I specifically called out "web apps" in my first comment as I do understand the value SSR brings to things like blogs, news, or other simple sites where JS is not needed, or where it can have a clean fallback. On the other hand, I write "apps" (sometimes deployed on phones via Quasar/Capacitor as well as on the web) and those get much more complicated. I'm not quite sure how modals, WYSIWYG, rich date pickers, etc translate for a no-js user. Simple navigation is easy enough to grasp but my understanding is that things like NextJS/NuxtJS are really just for first render/paint and then React/Vue take it from there. I could be behind the times on what's possible without JS and using SSR through. I just know the PHP codebase I also work in uses plenty of JS to be functional (not above and beyond, literally "table stakes" stuff).

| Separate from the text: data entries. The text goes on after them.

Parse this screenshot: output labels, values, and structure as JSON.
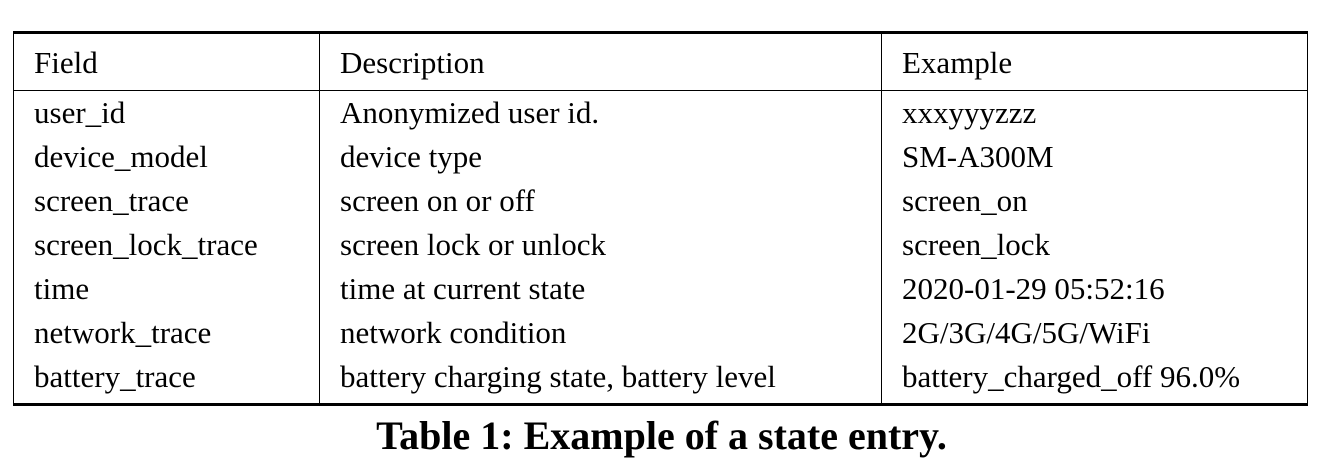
{
  "table": {
    "headers": [
      "Field",
      "Description",
      "Example"
    ],
    "rows": [
      [
        "user_id",
        "Anonymized user id.",
        "xxxyyyzzz"
      ],
      [
        "device_model",
        "device type",
        "SM-A300M"
      ],
      [
        "screen_trace",
        "screen on or off",
        "screen_on"
      ],
      [
        "screen_lock_trace",
        "screen lock or unlock",
        "screen_lock"
      ],
      [
        "time",
        "time at current state",
        "2020-01-29 05:52:16"
      ],
      [
        "network_trace",
        "network condition",
        "2G/3G/4G/5G/WiFi"
      ],
      [
        "battery_trace",
        "battery charging state, battery level",
        "battery_charged_off 96.0%"
      ]
    ]
  },
  "caption": "Table 1: Example of a state entry."
}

Yeah as of now I think the SSR capabilities of NextJS and NuxtJS will serve mostly for the first paint, it will also allow a user to navigate between pages without running JavaScript (which a SPA wouldn't). I do have to agree though that at a certain point thinking further than this about non-js users becomes too cumbersome and not really worth it if your application is truly a web _app_ meaning very interactive and to the point it could be bundled as a desktop application.

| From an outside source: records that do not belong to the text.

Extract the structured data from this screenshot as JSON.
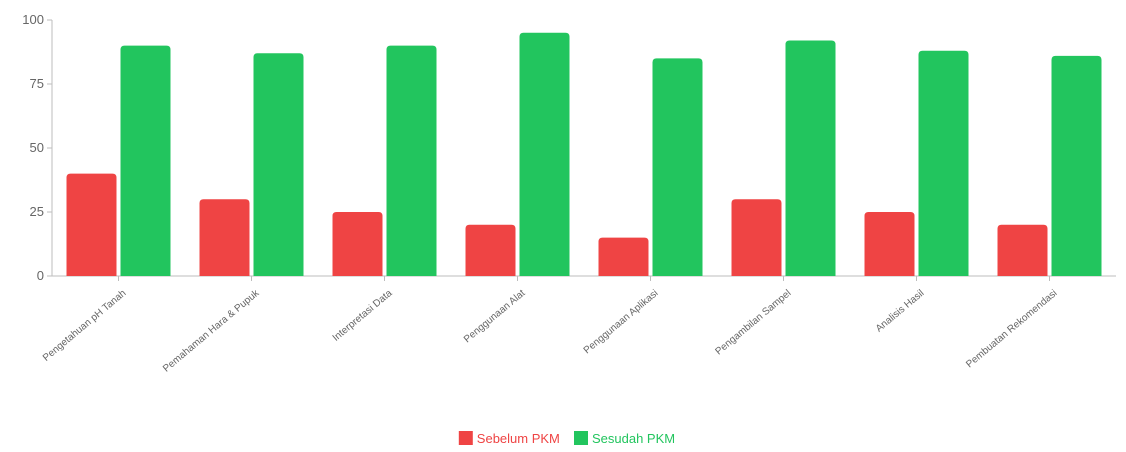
{
  "chart_data": {
    "type": "bar",
    "title": "",
    "xlabel": "",
    "ylabel": "",
    "ylim": [
      0,
      100
    ],
    "yticks": [
      0,
      25,
      50,
      75,
      100
    ],
    "grid": false,
    "legend_position": "bottom-center",
    "categories": [
      "Pengetahuan pH Tanah",
      "Pemahaman Hara & Pupuk",
      "Interpretasi Data",
      "Penggunaan Alat",
      "Penggunaan Aplikasi",
      "Pengambilan Sampel",
      "Analisis Hasil",
      "Pembuatan Rekomendasi"
    ],
    "series": [
      {
        "name": "Sebelum PKM",
        "color": "#ef4444",
        "values": [
          40,
          30,
          25,
          20,
          15,
          30,
          25,
          20
        ]
      },
      {
        "name": "Sesudah PKM",
        "color": "#22c55e",
        "values": [
          90,
          87,
          90,
          95,
          85,
          92,
          88,
          86
        ]
      }
    ]
  }
}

I'd like to note that Remix does handle everything being tied to a single logic as far as my testing went, I love it. The idea is that basically all interaction is done with html forms (like in the old days) and Remix loads a React bundle that makes that run client side after the page has loaded. It's a very simple model that should work for most use cases, although I don't think it's suitable if you're truly developing a web _app_.
As with everything, balance is key. JavaScript is useful and more appropriate is some situations, and it's not in others. I do hope to see more progress with seamless SSR for SPAs though, I think it would make the internet a much better place.